Between 2012 and 2013, there was a 38% turnover rate among beneficiaries going either from one Medicare ACO to another or to non-ACOs, according to a report evaluating Medicare's Pioneer ACO program.
Frequently switching clinicians can result in fragmented and poorly coordinated care, yet addressing the issue has not been easy. Loyalty programs might be one way to think outside of the box. And the concept is slowly generating interest among healthcare leaders.
The first year of the Primary Health Network V.I.P. program did not generate any change in the “failure-to- show rate,” said Rachel Reichart, the network's marketing and outreach manager. She said patients and staff liked the concept, but there were challenges.
Patients would forget to bring the cards to office visits. If they did, the staff would have to log on to a different Web portal to record the entry.
As a result, the Primary Health Network re-launched the program in January. Instead of mailing out V.I.P. cards, every patient will get a reward just for showing up. With the $8,500 budget, swag is bought in bulk and each patient can receive up to $50 worth per year. “The upfront cost is not high, considering the benefit we get ... helping patients take control of their health,” Reichart said. The provider network will continue to track the success of the program.

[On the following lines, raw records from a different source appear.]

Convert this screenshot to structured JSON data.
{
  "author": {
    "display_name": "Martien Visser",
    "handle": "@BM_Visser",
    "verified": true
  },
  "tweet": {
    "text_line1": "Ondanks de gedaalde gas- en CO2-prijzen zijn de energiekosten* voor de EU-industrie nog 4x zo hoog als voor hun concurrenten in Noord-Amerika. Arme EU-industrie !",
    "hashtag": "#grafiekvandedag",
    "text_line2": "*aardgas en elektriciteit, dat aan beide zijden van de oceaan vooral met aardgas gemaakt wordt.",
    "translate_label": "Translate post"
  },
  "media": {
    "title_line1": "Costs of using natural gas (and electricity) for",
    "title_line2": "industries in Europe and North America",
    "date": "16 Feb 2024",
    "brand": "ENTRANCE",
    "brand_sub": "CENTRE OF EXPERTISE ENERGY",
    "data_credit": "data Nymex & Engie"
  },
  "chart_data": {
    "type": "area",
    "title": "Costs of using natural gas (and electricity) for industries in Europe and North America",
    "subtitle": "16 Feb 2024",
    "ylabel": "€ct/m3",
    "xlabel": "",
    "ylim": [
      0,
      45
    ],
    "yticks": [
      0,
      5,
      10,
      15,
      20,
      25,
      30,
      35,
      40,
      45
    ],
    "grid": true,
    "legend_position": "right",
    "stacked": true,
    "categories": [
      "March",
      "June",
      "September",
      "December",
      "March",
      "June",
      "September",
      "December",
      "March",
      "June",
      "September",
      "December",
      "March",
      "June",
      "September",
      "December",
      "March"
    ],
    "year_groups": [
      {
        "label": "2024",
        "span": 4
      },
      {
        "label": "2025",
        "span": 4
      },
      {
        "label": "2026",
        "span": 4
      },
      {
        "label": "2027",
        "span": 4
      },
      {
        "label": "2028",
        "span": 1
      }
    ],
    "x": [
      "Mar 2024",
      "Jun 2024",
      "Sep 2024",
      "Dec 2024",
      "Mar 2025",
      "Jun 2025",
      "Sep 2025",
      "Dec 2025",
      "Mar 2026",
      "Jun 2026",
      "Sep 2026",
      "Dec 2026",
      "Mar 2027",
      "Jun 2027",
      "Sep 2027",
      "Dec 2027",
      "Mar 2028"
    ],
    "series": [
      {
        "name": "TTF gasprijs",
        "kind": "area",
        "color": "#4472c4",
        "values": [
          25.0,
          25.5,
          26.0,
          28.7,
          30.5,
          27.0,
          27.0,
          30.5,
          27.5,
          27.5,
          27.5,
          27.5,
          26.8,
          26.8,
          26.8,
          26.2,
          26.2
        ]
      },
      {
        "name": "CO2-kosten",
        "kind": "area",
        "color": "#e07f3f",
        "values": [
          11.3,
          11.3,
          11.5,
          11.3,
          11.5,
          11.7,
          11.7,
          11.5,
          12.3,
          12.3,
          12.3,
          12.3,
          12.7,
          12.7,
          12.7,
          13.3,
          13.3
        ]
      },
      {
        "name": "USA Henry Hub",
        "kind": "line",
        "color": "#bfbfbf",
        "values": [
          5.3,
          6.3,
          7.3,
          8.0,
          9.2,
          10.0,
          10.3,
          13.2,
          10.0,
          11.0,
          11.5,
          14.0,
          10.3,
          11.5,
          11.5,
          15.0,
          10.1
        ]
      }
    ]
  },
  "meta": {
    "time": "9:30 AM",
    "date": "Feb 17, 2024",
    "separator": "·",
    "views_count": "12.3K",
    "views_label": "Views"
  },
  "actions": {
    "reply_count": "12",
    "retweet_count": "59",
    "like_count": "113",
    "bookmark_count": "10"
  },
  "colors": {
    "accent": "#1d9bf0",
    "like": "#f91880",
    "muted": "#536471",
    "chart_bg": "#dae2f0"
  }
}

But she and others warned of pitfalls.
“It's an innovative but conceptually tricky proposition,” said Jason Wolf, president of the Beryl Institute, an organization focused on improving the patient experience. He noted the risk of falling out of compliance with the CMS' patient-marketing rules.
Also, Wolf said, loyalty programs won't help if more fundamental benefits aren't already in place. “Dropping a rewards program into an organization that is not focused on improving outcomes or making care affordable will not make a difference.” It's an “extra layer,” not a sole solution, he said.
Tipirneni agreed and warned against creating incentives that encourage overuse of low-value services or those that create inequitable access to care. It's not about increasing their number of visits, but rewarding patients for taking the appropriate steps to better their care. Adding fees should be avoided because that could create a tiered system where people with lesser means don't have the same access.
Still, Tipirneni lauds programs that take the initiative. The healthcare industry has been “stuck with the same paradigms,” she said. “We are in dire need of new innovations.”